Do Financial SEO and CRO Have to Fight?

Firemen putting out a fire, symbolising financial websites and GDPr panic!

10 Jan Do Financial SEO and CRO Have to Fight?

Financial services firms have an interest in improving their SEO (search engine optimisation) and their CRO (conversion rate optimisation). Theoretically, these two things should work together. But is that always the case?

You’d be forgiven for thinking that these are two sides of the same coin. After all, what is the point of optimising your website so that it appears in your users’ internet searches, only to see them not take any meaningful action on your website?

It is certainly true that conversion rates on your website can indirectly affect your search engine rankings.

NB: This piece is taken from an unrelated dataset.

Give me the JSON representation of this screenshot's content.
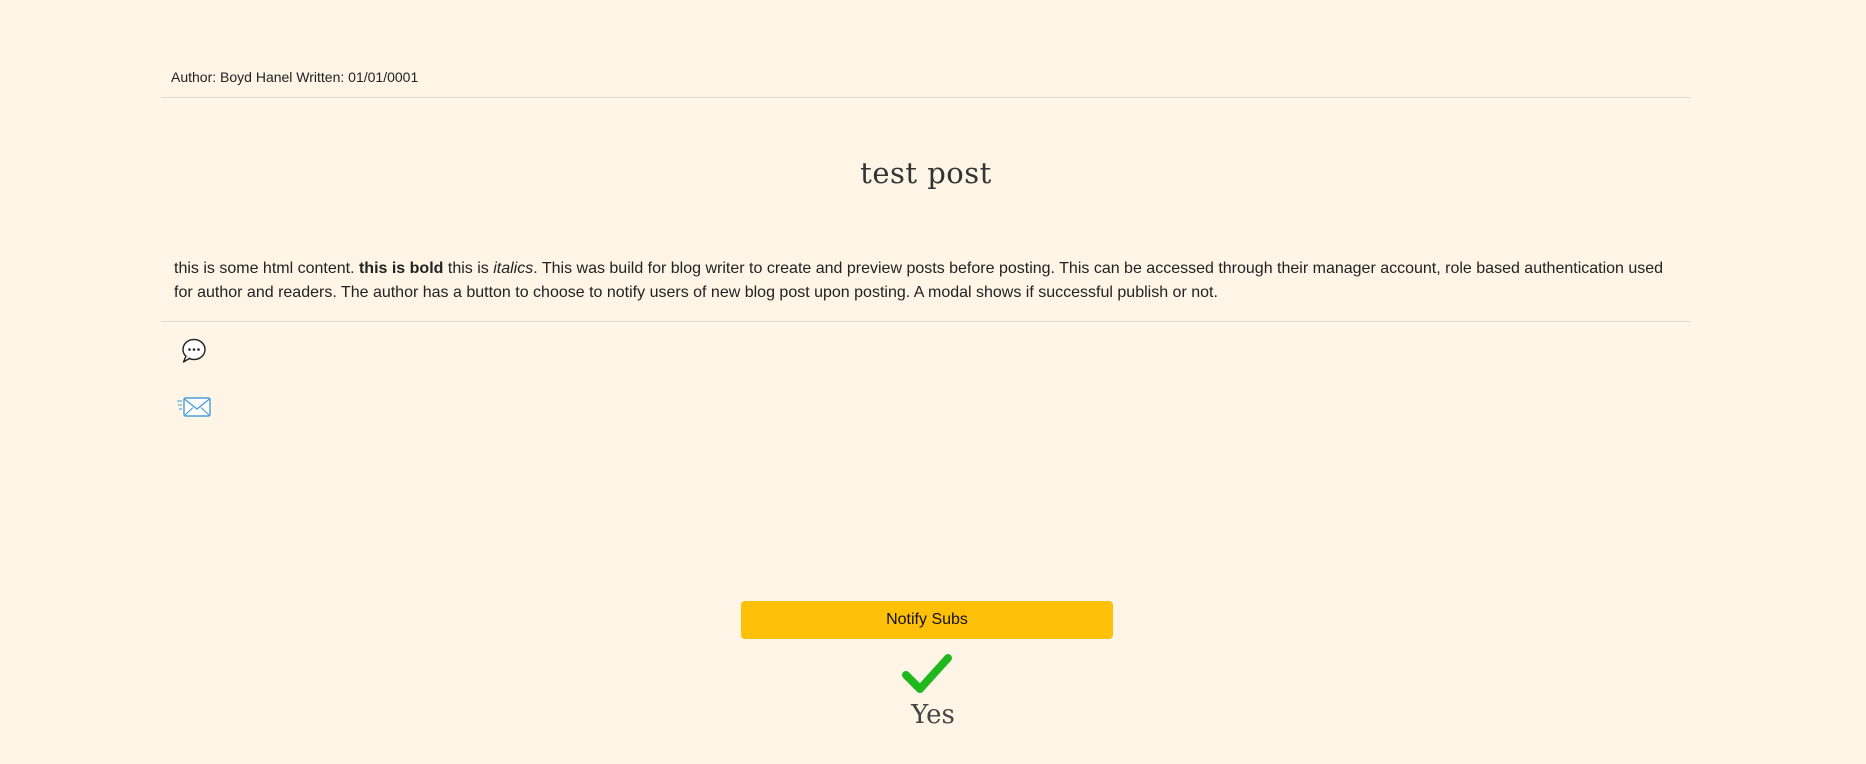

After all, Google has stated that one of the most important factors affecting a financial website’s search rankings is user engagement. Essentially, the more time users spend consuming your content and interacting with it, the more relevant Google regards your website. So they rank it higher.

However, rightly or wrongly, the two concepts of SEO and CRO are widely regarded as separate in the financial marketing world. Regardless, they both need to be strategically coordinated in order to make them work constructively together towards the same goal.

If you are a larger financial firm, possibly with a dedicated digital marketing team, then this is especially important for your business. It is quite possible that one part of your firm is devoting resources towards generating higher website rankings and traffic volumes, whilst another part is stepping on the former’s toes with their approach to conversion rate optimisation. And/or vice versa.

So, what can you do as a financial firm to reduce the risk of your CRO and SEO strategies colliding and wasting valuable time and resources? Read on.

 

Where Financial SEO & CRO Meet

There are certain areas of financial SEO which cross over with financial CRO, and other areas where the two are fairly distinct. In the latter case, you can make changes to your financial SEO with a high degree of confidence that your conversion rates will not be adversely affected.

For instance, changing the meta information on your web pages you might well affect the percentage of users who click through to your website when they see it in Google’s search engine results. However, this is unlikely to drastically affect your conversion rates one way or the other. That’s because meta information is largely invisible to users on your web page, unlike calls to action and headlines.

It’s worth noting the flip-side as well. Certain pages on your financial website will be indexed on Google, whilst others will likely not be indexed (e.g. your client login page). Anything you change on these non-indexed pages is unlikely to affect your search rankings because Google does not pay attention to them.

Outside of these sorts of areas, however, any changes you make to your financial SEO have the potential to impact your CRO either positively or negatively. This is where you need to be really careful, and consider consulting with a financial marketing agency to ensure you do not disturb any hard-won search engine rankings you already have.

 

Why Financial SEO & CRO often Conflict

When you break the two concepts down to their essentials, financial SEO is all about getting more traffic onto your website whilst CRO is all about converting existing website traffic into leads.

It isn’t too hard to see how these two objectives can often end up butting heads. For instance, the person in charge of your financial SEO (Person A) might have a target to “increase the total number of organic traffic to the website by 20%” over the next 3 months. Person B, however, has the target to “increase the website’s conversion rate by 20% over the next 3 months.”

Person A, in light of their target, might, therefore, spend a lot of time trying to get your financial website to rank for higher volume keywords which appear relevant to your target audience. They are not overly concerned as to whether or not this traffic actually converts, only that the quantity of traffic and quality of engagement (e.g. average number of pages visited) is increased.

Person B, on the other hand, is not really concerned with the overall number of website visitors – only that the number of visitors converts into leads or enquiries. Indeed, from their perspective, the overall volume of website traffic could stay the same or even drop for all they care. For them, the main thing that matters is increasing the overall volume of conversions.

As a result of this dynamic, Person B might make changes to the same part of the website that Person A s working on – only they each make changes which conflict with one another’s goals.

For instance, Person B might make a change to a landing page – such as making the contact form and “lead magnet” on the page more prominent – in order to get people to inquire as quickly as possible. Whilst this might well increase the number of enquiries, it could well conflict with Person A’s efforts to increase dwell time on the page and increase the number of extra website pages users visit.

 

Pulling SEO & CRO together

For smaller financial firms, it might well be easier to get your SEO and CRO to work more closely with the help of one experienced financial marketing agency.

The challenge faced by larger financial firms is that different team members are often responsible for different aspects of the firm’s digital marketing. For this reason, it is vitally important that these firms establish a coherent SEO & CRO strategy from the outset – to ensure everyone works together.

For example, one way forward might be to have a set of lead-capture pages for your PPC (pay per click) campaigns, which your CRO team is primarily responsible for. If these pages are not indexed, then it does not matter if changes are made to the page in an attempt to increase the conversion rate, which might otherwise have affected the page’s SEO.